Кирилл не отреагировал на ее реплику. Он медленно провел ладонями по лицу и сказал:

– У отца кровоизлияние в мозг. Я только что из больницы.

– Сочувствую, – пробормотала Валечка и направилась в сторону комнаты. Она легла на постель и тихо заплакала.

Кирилл беззвучно вошел в комнату, присел на краешек дивана и сказал, положив руку на ее плечо:

– Отец хочет видеть тебя.

*****Виктор Евгеньевич лежал на больничной постели и не услышал, как вошла Валентина. Он смотрел в потолок, но взгляд его не был пустым или озлобленным, он был каким-то… просветленным. Если бы Валечка не знала, что в этой палате лежит отец Кирилла, она ни за что бы не узнала его – от того солидного пожилого мужчины с люто сдвинутыми бровями и гневным взглядом не осталось ничего.
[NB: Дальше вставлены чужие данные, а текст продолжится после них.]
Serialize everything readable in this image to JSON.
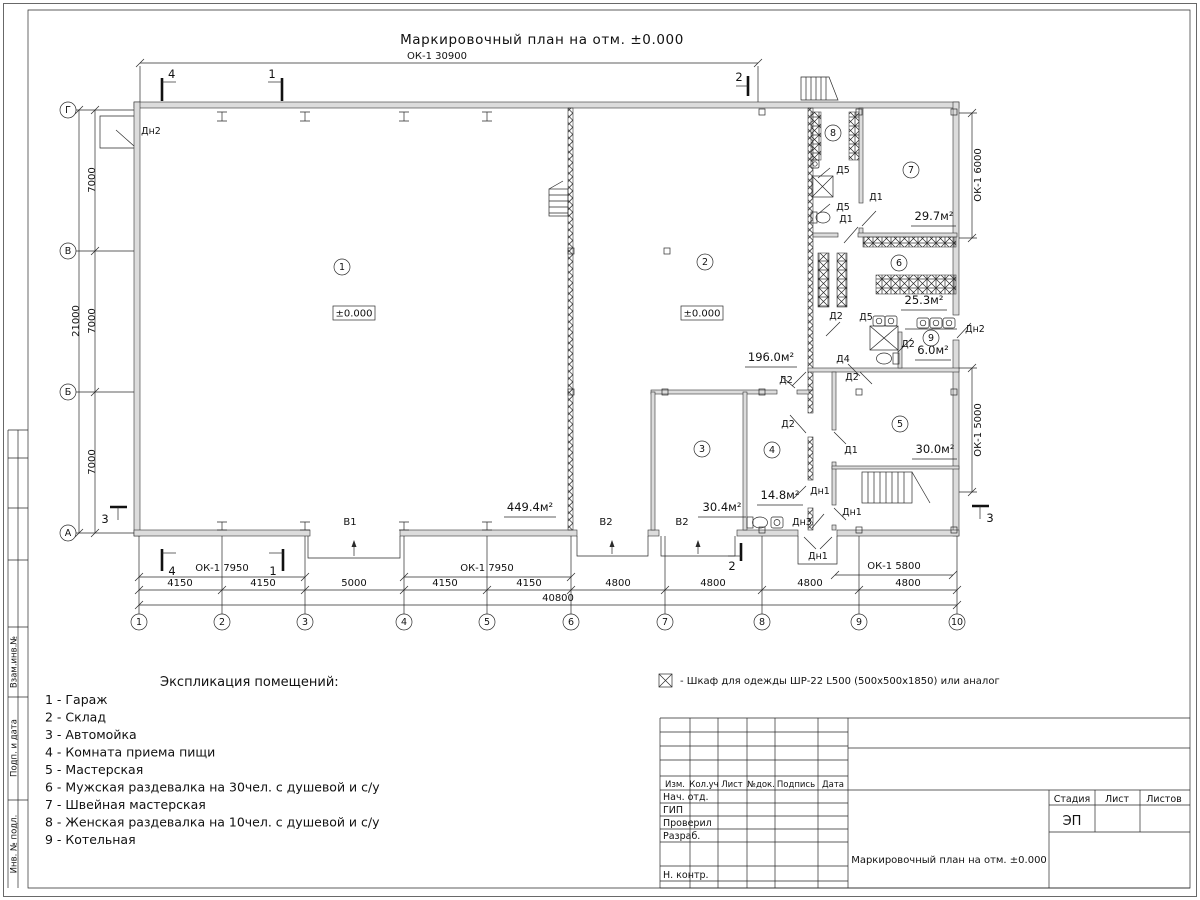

На постели лежал человек с абсолютно преображенным иконоподобным лицом, на его губах сияла умиротворенная улыбка.

Валечка сделала шаг к постели, Виктор Евгеньевич повернул голову в ее сторону:

– Валенька, – сказал он кротким и восторженным голосом, – ко мне заходил Яков Илларионович и очень просил передать вам привет.

– Я не знаю такого человека.

– Ну как же, как же, Яков вас очень хорошо знает и очень хорошо о вас отзывался.
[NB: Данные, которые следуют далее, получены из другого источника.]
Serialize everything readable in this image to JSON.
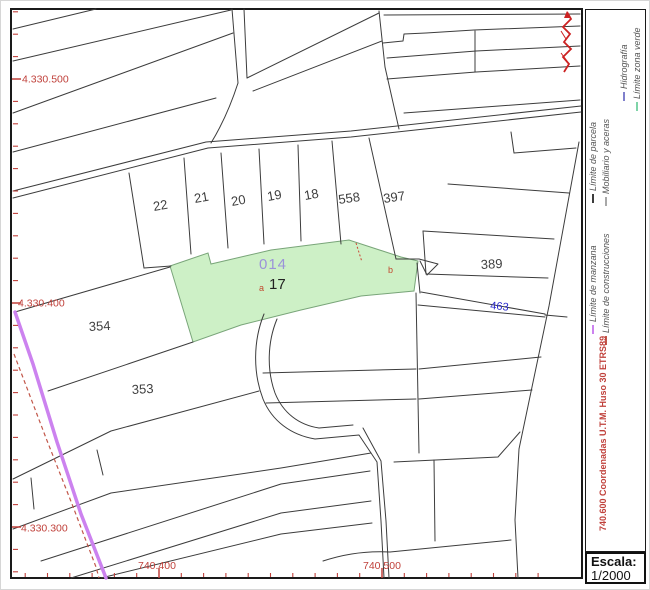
{
  "map": {
    "parcels": [
      "22",
      "21",
      "20",
      "19",
      "18",
      "558",
      "397",
      "389",
      "354",
      "353"
    ],
    "highlight": {
      "manzana_code": "014",
      "parcel_number": "17",
      "sub_a": "a",
      "sub_b": "b"
    },
    "road_label": "463",
    "coordinate_labels": {
      "y": [
        "4.330.500",
        "4.330.400",
        "4.330.300"
      ],
      "x": [
        "740.400",
        "740.500"
      ]
    }
  },
  "legend": {
    "items": [
      {
        "label": "Límite de parcela",
        "color": "#3c3c3c"
      },
      {
        "label": "Mobiliario y aceras",
        "color": "#a8a8a8"
      },
      {
        "label": "Límite de manzana",
        "color": "#cc82ef"
      },
      {
        "label": "Límite de construcciones",
        "color": "#c2574a"
      },
      {
        "label": "Hidrografía",
        "color": "#8080cc"
      },
      {
        "label": "Límite zona verde",
        "color": "#7fd4a8"
      }
    ],
    "crs_note": "740.600 Coordenadas U.T.M. Huso 30 ETRS89"
  },
  "scale": {
    "label": "Escala:",
    "value": "1/2000"
  },
  "colors": {
    "parcel_highlight_fill": "#cdf0c6",
    "manzana_line": "#cc82ef",
    "construction_line": "#c2574a",
    "coordinate_red": "#c0413b",
    "annotation_red": "#cc2222",
    "manzana_label_purple": "#9b93d9",
    "road_label_blue": "#2b2bcc",
    "parcel_line": "#3c3c3c"
  }
}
– Яков… Яшка? Вы не могли видеть его, он погиб несколько лет тому назад!– Нет, нет, Валенька, вы что-то путаете. Я же видел его вот здесь, в этой комнате. Очень импозантный мужчина, черноглазый, чернокудрый, ну словно сошел с картины Врубеля… Мы говорили с ним о живописи Возрождения и о поэзии романтизма… Очень интересный человек – утонченный, начитанный… Я и не знал, что у вас такие знакомые…

Валечка внимательно посмотрела на Виктора Евгеньевича. Тот смотрел на нее глазами, полными восторга. Неужели он говорит правду? Неужели весть о смерти Яшки, полученная ею тогда от матери, оказалась ошибкой?
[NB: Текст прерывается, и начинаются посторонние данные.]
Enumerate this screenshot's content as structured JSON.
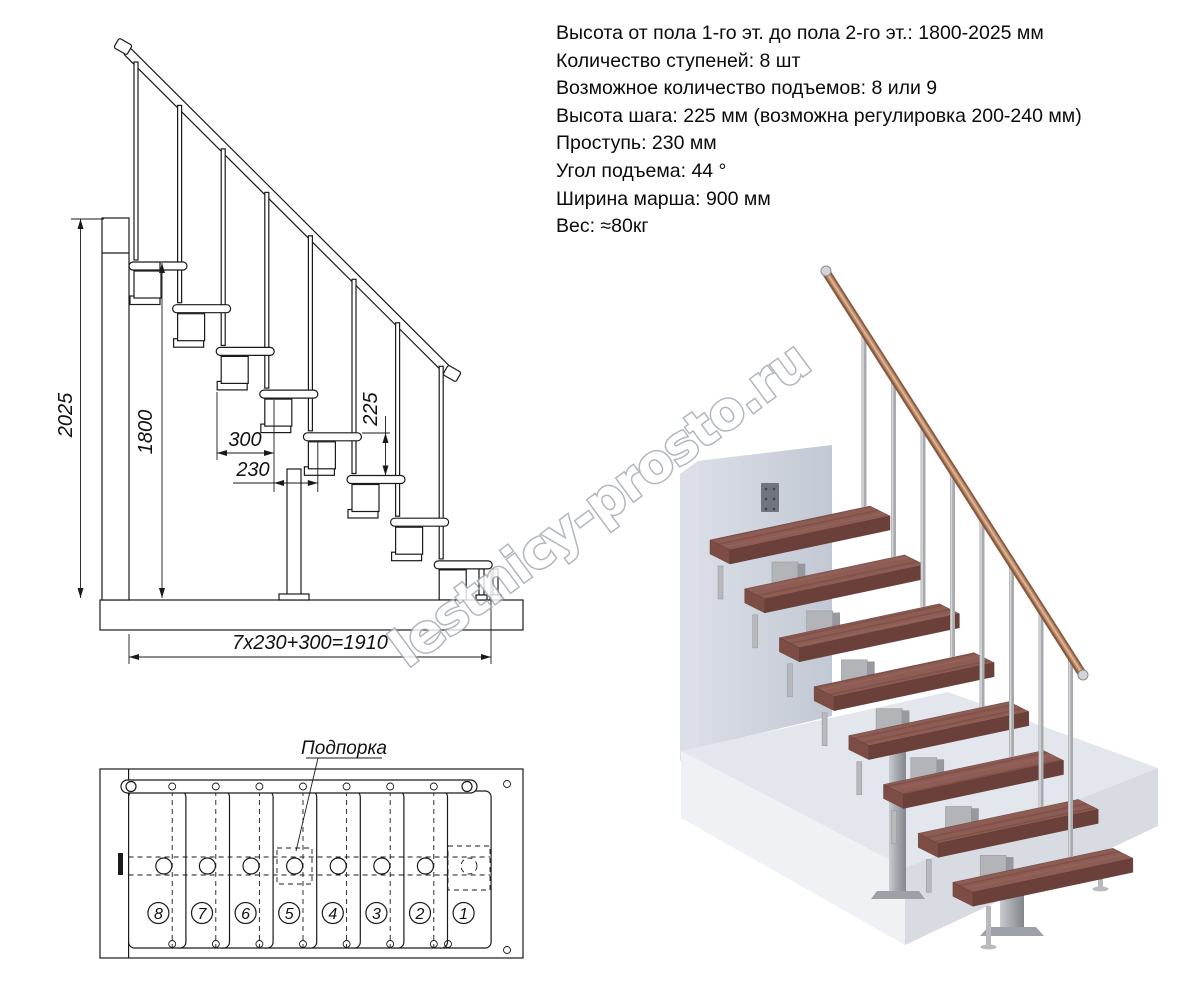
{
  "specs": {
    "lines": [
      "Высота от пола 1-го эт. до пола 2-го эт.: 1800-2025 мм",
      "Количество ступеней: 8 шт",
      "Возможное количество подъемов: 8 или 9",
      "Высота шага: 225 мм (возможна регулировка 200-240 мм)",
      "Проступь: 230 мм",
      "Угол подъема: 44 °",
      "Ширина марша: 900 мм",
      "Вес: ≈80кг"
    ]
  },
  "side_view": {
    "dims": {
      "total_height": "2025",
      "clear_height": "1800",
      "top_tread_depth": "300",
      "run": "230",
      "rise": "225",
      "total_run_formula": "7x230+300=1910"
    }
  },
  "plan": {
    "support_label": "Подпорка",
    "step_numbers": [
      "8",
      "7",
      "6",
      "5",
      "4",
      "3",
      "2",
      "1"
    ]
  },
  "watermark": {
    "text": "lestnicy-prosto.ru"
  },
  "colors": {
    "wood_top": "#8d5c54",
    "wood_front": "#6b403a",
    "metal": "#aaacb0",
    "handrail_wood": "#a9795f",
    "wall": "#ccd1dc",
    "floor": "#e3e6ec",
    "line": "#1a1a1a"
  }
}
После визита к отцу Кирилла Валечка бросилась к телефону. Номер матери в Медвежьегорске не отвечал. Валечка стала набирать петрозаводский номер сестры:

– Лидка, мать говорила, что Яшка разбился на мотоцикле… Она ничего не перепутала?

– Нет, он точно погиб. Года три тому назад. Про это и газеты писали. У меня даже заметочка где-то осталась.– Лид, ты можешь мне ее найти? Это очень важно, слышишь?

Неделей позже Валечка получила от сестры письмо. Она открыла конверт и достала из него вырезку из Медвежьегорской местной газеты, сообщающей о Кочане Якове Илларионовиче 1950-го года рождения, водителе мотоцикла «Кавасаки», разбившегося на трассе Вологда – Медвежьегорск 26 октября 1989 года. На полях пожелтевшей газеты Лидка приписала: «родственники похоронили Яшку в Петербурге на Серафимовском кладбище».